If a verified message from aliens is ever received, would the public be told about it? SETI – the Search for Extra Terrestrial Intelligence - does have an international protocol that if an alien signal is ever received, it would be disseminated among the astronomical community and made public. And of course, says Mac Tonnies at the SETI Blog, “international cooperation might be necessary in order to distinguish a legitimate alien signal from any number of phenomena capable of generating false alarms.” But what if the signal is more than just extra-terrestrials saying hello? Tonnies believes SETI's plans for full disclosure only makes sense if the message is fairly benign. If the signal was a notice of impending doom from a black hole, supernova, or alien invasion – something we on Earth had little power to do anything about – Tonnies questions whether governments would choose to make such information public.
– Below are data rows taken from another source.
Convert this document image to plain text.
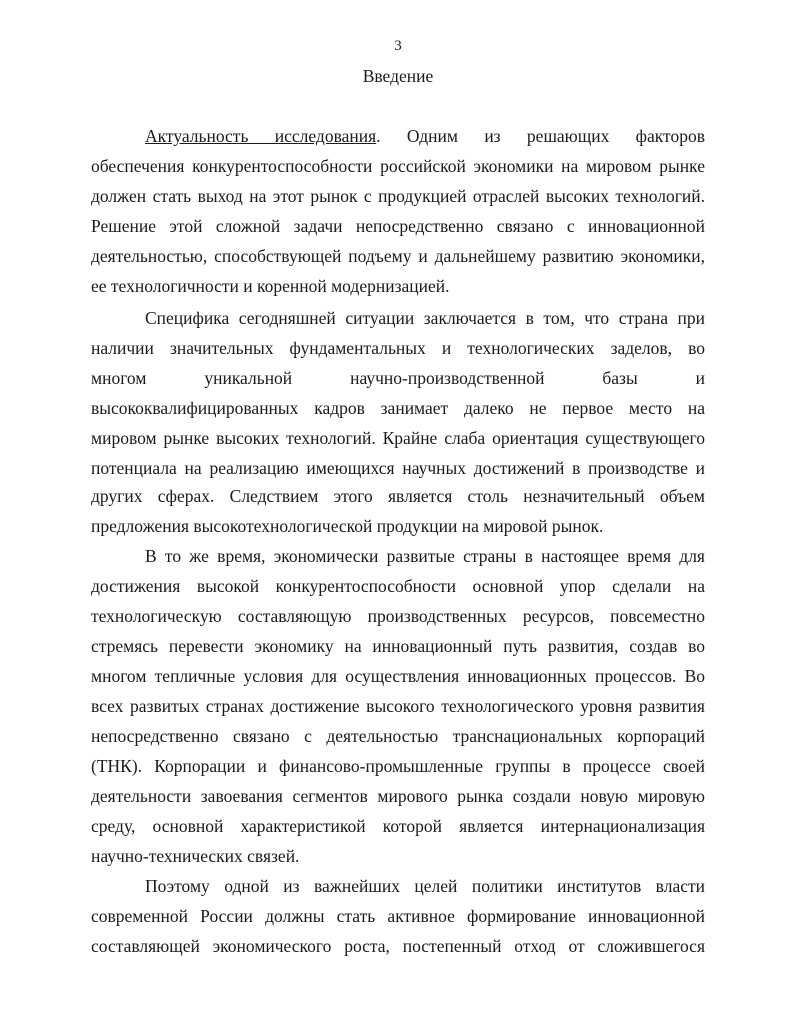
3
Введение
Актуальность исследования. Одним из решающих факторов
обеспечения конкурентоспособности российской экономики на мировом рынке
должен стать выход на этот рынок с продукцией отраслей высоких технологий.
Решение этой сложной задачи непосредственно связано с инновационной
деятельностью, способствующей подъему и дальнейшему развитию экономики,
ее технологичности и коренной модернизацией.
Специфика сегодняшней ситуации заключается в том, что страна при
наличии значительных фундаментальных и технологических заделов, во
многом уникальной научно-производственной базы и
высококвалифицированных кадров занимает далеко не первое место на
мировом рынке высоких технологий. Крайне слаба ориентация существующего
потенциала на реализацию имеющихся научных достижений в производстве и
других сферах. Следствием этого является столь незначительный объем
предложения высокотехнологической продукции на мировой рынок.
В то же время, экономически развитые страны в настоящее время для
достижения высокой конкурентоспособности основной упор сделали на
технологическую составляющую производственных ресурсов, повсеместно
стремясь перевести экономику на инновационный путь развития, создав во
многом тепличные условия для осуществления инновационных процессов. Во
всех развитых странах достижение высокого технологического уровня развития
непосредственно связано с деятельностью транснациональных корпораций
(ТНК). Корпорации и финансово-промышленные группы в процессе своей
деятельности завоевания сегментов мирового рынка создали новую мировую
среду, основной характеристикой которой является интернационализация
научно-технических связей.
Поэтому одной из важнейших целей политики институтов власти
современной России должны стать активное формирование инновационной
составляющей экономического роста, постепенный отход от сложившегося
But could something of this magnitude really be kept under wraps?
Frankly, I hadn’t really considered this scenario. When I think about SETI and the possibility of communication with an alien species, I envision, perhaps naively, what Tonnies calls the “lofty, abstract dialogue immortalized by Carl Sagan.” But of course, we have no idea of what any alien intelligence would like to say to us. If it was bad news, would governments of the world elect to withhold the information from the public?
Intrigued by Tonnies’ blog post, I contacted him to ask that question.
“I think it's a very real possibility that generally goes unspoken,” said Tonnies, an author, essayist and blogger. “In the event of a bona fide signal, the public may only be made privy to part of it. It depends on the content and context of the message.”